Johnson & Johnson Takes a Cautious Approach
Triggering yesterday’s slide was Johnson & Johnson’s rather modest outlook for 2017. Management said it now sees full-year earnings per share (EPS) of $6.93–$7.08 on revenue of $74.1 billion–$74.8 billion, both missing analyst estimates of $7.11 and $75.1 billion, respectively. (Source: “Johnson & Johnson Reports 2016 Q4 results,” Johnson & Johnson, January 24, 2017.)
And, while the company’s Q4 adjusted EPS of $1.58 managed to squeak past estimates, revenue climbed just 1.7% to $18.1 billion, well below the roughly three-percent growth rate which analysts were baking into their models. (Source: Ibid.)
Johnson & Johnson’s consumer products segment actually led the way in Q4, with a decent 3.4% sales growth. However, slower-than-expected performance at its all-important pharmaceutical segment, along with more frustration at its medical devices segment (the business continues to flatline), dragged heavily on growth.
Big Pharma Problem
Johnson & Johnson stock’s Q4 results suggest that management is grappling with a pair of problematic issues: ongoing softness from the medical devices segment and, more significantly, its growing dependence on pharmaceuticals. So, while the medical devices segment has long been a source of angst, investors might not fully grasp the risks associated with an increasingly intense and uncertain pharmaceuticals space going forward.
“This performance could heighten investor anxiety around JNJ stock’s dependence on Pharma — now over 45% of total sales globally — given increasing competition for major drugs, i.e. Remicade (just under 10% of total sales), and increasing scrutiny around drug pricing,” wrote Leerink Partners LLC analysts Danielle Antalffy and Rebecca Wang in a note to investors on Tuesday. (Source: “Johnson & Johnson May Be Too Dependent on Pharma Revenue,” TheStreet, January 24, 2017.)
All in all, however, management seemed pleased with the results, as well as with the company’s near-term outlook.
“Looking forward to 2017, we expect to continue driving sustainable, long-term growth through the new products, science and innovation that our talented colleagues and partners of Johnson & Johnson are advancing to positively impact human health,” said Alex Gorsky, chief executive officer of Johnson & Johnson. (Source: Johnson & Johnson, January 24, 2017, op cit.)
The Bottom Line on JNJ Stock
Despite the headaches in Johnson & Johnson’s medical devices segment and heavy exposure to pharmaceuticals, we shouldn’t forget that JNJ stock remains the top dog across many major healthcare industries. And, while certain segments might underperform or become “overweight” from time to time, the company’s (generally) diverse revenue base should continue to serve investors well.
Remember: despite all the stock-pressuring worries over healthcare and weakness at key segments, Johnson & Johnson continued to generate copious amounts of free cash flow, roughly $13.5 billion over the past year.
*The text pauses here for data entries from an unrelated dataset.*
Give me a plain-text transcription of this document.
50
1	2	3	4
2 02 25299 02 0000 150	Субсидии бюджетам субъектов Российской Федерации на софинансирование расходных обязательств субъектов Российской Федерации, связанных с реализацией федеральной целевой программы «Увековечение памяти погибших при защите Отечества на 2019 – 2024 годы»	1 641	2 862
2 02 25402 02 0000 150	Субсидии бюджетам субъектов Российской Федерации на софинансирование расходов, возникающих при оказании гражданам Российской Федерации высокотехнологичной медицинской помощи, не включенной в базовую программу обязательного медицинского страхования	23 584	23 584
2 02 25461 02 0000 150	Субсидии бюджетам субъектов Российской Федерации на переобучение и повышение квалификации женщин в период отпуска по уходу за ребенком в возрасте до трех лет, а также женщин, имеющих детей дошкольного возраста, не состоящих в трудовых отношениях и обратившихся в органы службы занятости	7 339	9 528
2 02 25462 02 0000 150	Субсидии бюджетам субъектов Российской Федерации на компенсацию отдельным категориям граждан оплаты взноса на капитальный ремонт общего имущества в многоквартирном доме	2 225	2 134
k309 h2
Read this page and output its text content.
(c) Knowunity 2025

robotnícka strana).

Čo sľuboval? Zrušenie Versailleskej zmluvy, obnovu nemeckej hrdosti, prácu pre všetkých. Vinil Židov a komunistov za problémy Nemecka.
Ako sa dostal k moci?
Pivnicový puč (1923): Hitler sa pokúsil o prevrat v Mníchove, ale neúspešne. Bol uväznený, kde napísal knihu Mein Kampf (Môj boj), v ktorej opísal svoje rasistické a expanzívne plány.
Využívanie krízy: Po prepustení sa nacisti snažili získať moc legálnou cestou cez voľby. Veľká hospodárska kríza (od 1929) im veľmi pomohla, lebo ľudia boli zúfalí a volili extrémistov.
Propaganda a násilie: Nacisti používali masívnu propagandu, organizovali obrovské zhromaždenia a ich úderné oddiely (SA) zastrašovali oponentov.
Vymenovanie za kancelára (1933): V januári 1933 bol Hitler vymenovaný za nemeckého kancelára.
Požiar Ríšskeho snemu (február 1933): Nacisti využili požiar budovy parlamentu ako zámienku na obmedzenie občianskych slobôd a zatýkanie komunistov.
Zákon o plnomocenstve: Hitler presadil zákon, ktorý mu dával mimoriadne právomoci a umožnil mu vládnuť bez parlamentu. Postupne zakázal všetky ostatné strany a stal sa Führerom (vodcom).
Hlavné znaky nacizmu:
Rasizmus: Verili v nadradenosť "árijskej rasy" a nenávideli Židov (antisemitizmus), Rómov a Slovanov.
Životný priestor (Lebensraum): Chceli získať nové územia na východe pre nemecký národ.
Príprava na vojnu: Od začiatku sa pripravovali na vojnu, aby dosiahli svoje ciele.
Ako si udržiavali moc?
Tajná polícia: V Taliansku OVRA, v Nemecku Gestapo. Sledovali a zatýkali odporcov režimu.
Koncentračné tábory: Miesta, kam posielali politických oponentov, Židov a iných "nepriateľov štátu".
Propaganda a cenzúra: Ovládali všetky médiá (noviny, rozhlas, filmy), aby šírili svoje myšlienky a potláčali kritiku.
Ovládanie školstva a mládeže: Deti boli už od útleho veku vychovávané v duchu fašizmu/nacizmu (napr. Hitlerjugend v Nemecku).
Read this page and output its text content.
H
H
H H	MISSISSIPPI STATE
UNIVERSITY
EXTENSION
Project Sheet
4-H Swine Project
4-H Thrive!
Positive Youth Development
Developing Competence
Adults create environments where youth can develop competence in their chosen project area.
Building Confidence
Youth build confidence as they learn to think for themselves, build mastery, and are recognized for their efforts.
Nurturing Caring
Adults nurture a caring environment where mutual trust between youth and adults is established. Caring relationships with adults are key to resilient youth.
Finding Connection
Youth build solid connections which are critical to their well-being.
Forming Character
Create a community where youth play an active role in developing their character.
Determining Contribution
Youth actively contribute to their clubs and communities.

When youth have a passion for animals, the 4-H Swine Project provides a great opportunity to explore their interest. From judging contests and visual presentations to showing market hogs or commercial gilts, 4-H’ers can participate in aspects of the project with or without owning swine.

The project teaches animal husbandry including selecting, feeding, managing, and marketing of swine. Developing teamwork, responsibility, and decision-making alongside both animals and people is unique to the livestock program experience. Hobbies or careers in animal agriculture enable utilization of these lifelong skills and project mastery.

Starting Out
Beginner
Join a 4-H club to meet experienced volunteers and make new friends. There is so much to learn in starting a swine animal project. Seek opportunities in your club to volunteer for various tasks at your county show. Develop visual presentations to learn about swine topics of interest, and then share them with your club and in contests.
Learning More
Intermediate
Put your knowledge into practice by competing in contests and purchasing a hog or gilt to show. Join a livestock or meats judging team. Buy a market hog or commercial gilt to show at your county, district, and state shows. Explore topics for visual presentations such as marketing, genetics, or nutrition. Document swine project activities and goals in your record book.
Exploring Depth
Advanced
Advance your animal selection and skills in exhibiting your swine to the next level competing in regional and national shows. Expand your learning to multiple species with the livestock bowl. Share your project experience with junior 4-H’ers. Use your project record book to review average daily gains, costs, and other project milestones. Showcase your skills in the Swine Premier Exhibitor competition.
That’s a lot of dough-re-mi to pay out as dividends, buy back shares, or reinvest into the business, which are some of the wonderfully shareholder-friendly things that Johnson & Johnson has always done.
More importantly, with the stock now well off its 52-week highs and sporting a near-three-percent yield, it’s a good time to bet that the growing dividend checks keep coming our way.